After a second command of “Halt” from someone else in the group, at least one vulgar exclamation from Cole and a flurry of shots from revolvers and shotguns, Cole was found dead, a revolver in both hands.
A few townspeople, hearing the commotion, quickly arrived at the scene, and word of the mayor’s death began to spread like wildfire.
And despite the local media’s acceptance of the posse’s story, several discrepancies and suspicious details remain.
First is the presence, or lack thereof, of Sheriff Dehaven, who, despite being the chief law enforcement officer, was in bed at the time of Cole’s death, even though he was the first to know of the supposed planned mill robbery.
Second is the coroner’s determination – following an autopsy done in a large, full courthouse auditorium – that of the 21 bird shot and two pistol balls that entered Cole’s body, it was a small bird shot lodged in the heart that had killed Cole, instantly.
That detail, that Cole had died instantly, isn’t corroborated by eyewitness testimony, which states Cole struggled, some say for minutes, before finally "expiring."
Additionally, the basic idea that Cole, a longtime doctor and public official, would steal flour from a local mill caused immediate skepticism. The bags Cole was accused of trying to steal would be worth the 2017 equivalent of roughly $80, according to the Bureau of Labor Statistics.
Many of Cole’s friends and family doubted the posse’s story from the beginning, some even speculating that he was lured out on a medical call and killed somewhere else in Kokomo before his dead body was transported and staged at the mill.
Historical records also point out that Cole had a bad relationship with many in the posse, possibly accusing one of murder and another of stealing from a widow.
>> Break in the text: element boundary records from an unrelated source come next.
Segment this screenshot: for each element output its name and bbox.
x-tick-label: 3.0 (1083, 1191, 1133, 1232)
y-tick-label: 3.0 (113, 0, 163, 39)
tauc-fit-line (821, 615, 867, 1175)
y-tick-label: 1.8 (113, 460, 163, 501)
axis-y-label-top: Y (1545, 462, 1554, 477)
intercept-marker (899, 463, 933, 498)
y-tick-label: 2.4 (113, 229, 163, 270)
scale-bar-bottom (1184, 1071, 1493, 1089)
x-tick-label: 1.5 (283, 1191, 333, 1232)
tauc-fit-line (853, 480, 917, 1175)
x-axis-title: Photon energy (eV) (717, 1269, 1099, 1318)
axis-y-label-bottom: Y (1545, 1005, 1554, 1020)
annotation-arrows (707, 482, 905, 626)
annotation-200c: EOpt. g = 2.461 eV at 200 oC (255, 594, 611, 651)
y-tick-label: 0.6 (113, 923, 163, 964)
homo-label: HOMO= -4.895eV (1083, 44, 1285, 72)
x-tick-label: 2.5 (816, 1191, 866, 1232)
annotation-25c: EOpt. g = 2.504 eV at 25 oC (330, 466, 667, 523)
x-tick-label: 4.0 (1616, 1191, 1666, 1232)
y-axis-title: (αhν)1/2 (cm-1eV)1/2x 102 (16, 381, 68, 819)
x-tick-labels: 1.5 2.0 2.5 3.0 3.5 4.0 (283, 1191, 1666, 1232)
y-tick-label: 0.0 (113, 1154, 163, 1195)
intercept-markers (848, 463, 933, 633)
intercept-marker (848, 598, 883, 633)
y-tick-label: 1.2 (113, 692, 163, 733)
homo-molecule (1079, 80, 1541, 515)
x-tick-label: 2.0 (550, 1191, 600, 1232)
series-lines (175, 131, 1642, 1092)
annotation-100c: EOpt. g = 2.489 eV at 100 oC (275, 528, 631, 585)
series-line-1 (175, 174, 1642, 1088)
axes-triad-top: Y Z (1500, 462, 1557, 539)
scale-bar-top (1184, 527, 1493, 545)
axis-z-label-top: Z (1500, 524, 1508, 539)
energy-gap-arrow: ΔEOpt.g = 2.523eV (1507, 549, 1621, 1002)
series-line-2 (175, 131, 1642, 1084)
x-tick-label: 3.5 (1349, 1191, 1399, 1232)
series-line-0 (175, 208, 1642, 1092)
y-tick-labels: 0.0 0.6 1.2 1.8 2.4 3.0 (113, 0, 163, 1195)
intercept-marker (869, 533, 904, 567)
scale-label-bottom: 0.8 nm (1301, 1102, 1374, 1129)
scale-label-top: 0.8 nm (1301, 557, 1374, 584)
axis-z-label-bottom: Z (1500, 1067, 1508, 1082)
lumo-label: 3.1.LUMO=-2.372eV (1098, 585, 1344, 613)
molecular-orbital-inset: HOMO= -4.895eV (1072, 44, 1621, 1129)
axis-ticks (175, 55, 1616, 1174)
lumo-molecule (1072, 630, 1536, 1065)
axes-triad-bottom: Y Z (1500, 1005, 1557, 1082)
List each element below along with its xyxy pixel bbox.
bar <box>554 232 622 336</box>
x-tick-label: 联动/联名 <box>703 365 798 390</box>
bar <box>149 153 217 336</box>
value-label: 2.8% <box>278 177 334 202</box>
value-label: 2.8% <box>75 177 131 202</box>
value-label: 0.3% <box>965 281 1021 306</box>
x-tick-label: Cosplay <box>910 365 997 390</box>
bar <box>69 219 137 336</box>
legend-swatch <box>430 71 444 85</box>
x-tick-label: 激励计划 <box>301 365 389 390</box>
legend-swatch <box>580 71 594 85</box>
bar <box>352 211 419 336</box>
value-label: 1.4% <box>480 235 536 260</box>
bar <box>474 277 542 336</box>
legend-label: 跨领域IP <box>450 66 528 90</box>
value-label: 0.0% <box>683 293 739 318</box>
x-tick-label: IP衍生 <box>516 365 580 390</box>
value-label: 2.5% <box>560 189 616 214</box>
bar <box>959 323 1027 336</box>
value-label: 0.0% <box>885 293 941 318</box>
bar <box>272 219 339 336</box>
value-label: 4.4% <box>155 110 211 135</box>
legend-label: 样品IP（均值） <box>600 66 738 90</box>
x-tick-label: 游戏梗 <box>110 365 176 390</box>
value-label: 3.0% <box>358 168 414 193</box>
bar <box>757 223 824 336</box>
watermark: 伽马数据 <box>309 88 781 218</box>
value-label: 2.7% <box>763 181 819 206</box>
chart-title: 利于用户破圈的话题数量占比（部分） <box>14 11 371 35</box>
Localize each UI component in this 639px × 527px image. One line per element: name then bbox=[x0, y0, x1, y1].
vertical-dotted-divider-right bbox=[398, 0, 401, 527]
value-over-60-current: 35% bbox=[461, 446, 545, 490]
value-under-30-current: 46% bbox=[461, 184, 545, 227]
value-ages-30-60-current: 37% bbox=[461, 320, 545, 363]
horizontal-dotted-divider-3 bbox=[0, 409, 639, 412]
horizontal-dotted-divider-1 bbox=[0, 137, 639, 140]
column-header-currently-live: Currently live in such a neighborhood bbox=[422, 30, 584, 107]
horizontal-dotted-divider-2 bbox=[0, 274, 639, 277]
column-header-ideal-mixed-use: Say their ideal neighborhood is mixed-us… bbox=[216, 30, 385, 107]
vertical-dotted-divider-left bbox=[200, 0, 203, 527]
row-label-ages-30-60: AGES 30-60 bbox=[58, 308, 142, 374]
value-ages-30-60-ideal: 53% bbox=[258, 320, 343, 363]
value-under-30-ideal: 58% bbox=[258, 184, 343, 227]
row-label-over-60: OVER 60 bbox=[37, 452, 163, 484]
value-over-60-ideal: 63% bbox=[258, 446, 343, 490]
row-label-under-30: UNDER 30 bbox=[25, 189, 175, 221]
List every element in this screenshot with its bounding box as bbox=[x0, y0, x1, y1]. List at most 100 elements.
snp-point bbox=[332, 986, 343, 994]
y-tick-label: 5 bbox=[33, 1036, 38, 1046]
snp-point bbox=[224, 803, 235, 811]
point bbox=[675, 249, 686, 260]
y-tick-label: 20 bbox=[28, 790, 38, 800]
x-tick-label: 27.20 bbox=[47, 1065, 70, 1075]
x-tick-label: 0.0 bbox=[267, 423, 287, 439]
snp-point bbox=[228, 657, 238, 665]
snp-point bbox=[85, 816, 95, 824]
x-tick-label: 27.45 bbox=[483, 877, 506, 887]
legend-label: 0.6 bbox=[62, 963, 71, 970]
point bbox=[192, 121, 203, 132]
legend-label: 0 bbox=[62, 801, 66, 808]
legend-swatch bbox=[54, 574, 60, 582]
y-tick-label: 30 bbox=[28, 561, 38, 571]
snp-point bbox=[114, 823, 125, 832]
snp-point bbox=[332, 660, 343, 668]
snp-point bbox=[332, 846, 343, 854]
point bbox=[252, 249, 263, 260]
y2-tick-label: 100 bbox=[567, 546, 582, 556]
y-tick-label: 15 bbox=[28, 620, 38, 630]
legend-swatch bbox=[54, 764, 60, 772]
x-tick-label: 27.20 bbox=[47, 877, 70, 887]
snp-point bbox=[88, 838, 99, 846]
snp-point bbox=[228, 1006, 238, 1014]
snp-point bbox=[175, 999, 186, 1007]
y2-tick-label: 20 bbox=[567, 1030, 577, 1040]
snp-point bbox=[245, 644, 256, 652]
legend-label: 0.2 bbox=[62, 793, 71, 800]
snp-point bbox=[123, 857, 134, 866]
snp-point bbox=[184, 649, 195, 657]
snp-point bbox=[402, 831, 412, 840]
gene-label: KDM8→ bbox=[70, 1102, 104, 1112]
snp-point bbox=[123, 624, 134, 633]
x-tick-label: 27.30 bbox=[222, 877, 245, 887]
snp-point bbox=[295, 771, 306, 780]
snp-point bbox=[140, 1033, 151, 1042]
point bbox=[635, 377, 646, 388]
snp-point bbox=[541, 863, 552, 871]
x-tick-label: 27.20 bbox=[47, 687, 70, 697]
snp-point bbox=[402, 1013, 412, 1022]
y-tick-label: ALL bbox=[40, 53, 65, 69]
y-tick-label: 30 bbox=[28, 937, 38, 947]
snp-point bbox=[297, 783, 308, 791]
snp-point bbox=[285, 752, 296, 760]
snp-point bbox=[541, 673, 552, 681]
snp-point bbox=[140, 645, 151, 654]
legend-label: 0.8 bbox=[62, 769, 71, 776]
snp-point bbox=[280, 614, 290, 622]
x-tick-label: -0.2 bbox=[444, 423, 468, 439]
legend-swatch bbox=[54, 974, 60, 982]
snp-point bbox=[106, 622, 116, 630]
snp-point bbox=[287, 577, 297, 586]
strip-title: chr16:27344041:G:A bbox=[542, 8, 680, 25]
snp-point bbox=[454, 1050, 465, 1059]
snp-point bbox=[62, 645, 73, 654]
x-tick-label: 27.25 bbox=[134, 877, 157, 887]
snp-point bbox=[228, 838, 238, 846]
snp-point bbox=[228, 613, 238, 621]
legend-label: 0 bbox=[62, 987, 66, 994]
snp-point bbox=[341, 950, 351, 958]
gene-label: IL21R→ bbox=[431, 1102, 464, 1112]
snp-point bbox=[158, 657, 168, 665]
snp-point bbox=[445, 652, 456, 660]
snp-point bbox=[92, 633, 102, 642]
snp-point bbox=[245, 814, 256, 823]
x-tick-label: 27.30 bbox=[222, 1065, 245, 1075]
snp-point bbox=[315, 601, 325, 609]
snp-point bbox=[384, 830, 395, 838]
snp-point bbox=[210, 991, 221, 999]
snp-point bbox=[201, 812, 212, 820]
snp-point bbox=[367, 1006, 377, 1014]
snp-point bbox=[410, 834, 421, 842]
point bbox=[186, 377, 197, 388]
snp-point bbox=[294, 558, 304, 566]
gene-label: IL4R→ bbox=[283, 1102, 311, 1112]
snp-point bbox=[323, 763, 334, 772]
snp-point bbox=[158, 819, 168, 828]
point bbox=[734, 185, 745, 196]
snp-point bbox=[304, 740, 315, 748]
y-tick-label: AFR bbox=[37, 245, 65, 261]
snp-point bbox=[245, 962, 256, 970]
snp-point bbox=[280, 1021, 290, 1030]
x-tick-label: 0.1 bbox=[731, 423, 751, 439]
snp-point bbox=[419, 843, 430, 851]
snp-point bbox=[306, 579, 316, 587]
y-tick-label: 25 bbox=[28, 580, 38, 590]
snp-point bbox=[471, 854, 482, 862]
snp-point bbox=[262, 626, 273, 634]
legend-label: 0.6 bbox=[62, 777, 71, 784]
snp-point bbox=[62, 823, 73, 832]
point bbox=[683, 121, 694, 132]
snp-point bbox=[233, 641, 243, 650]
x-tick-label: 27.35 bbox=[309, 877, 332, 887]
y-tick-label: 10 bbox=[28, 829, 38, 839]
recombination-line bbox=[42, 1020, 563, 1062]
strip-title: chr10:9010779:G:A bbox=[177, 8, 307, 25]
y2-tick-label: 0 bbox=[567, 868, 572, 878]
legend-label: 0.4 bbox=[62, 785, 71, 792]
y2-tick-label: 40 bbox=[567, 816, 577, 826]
The posse was later indicted, but the case against the foursome was ultimately dismissed, as the prosecution, led by a local judge, claimed a lack of evidence with which to prosecute.
The Tribune, not holding its opinion close to the vest, ended its Sept. 24, 1881, report by stating, “He that draws the sword shall perish by the sword.”
It’s also worth noting that the Tribune placed the news of Cole’s death on Page 5 of its Sept. 24, 1881, edition, knocked off the front page by the assassination of President James Garfield.
Garfield’s death, however, has not buried the bizarre details of Cole’s life and death for modern-day historians and Kokomo officials.
A great story
For Tolen, a lover of local history, learning about Cole’s story through newspaper archives, biographical documents and more has been a fascinating ride.
“The stories that have been told in the papers were always a negative side, always that he was guilty, that Cole was a bad dude,” said Tolen, noting that he, Broman and others used eyewitness, and participators', accounts published in the Tribune to construct the plaque.
“Well, he was a complex character. He did contribute to the city of Kokomo in a positive way,” he added, highlighting Cole’s specific contributions to the city’s fire department after the Great Chicago Fire of 1871, including the purchase of its first pumper.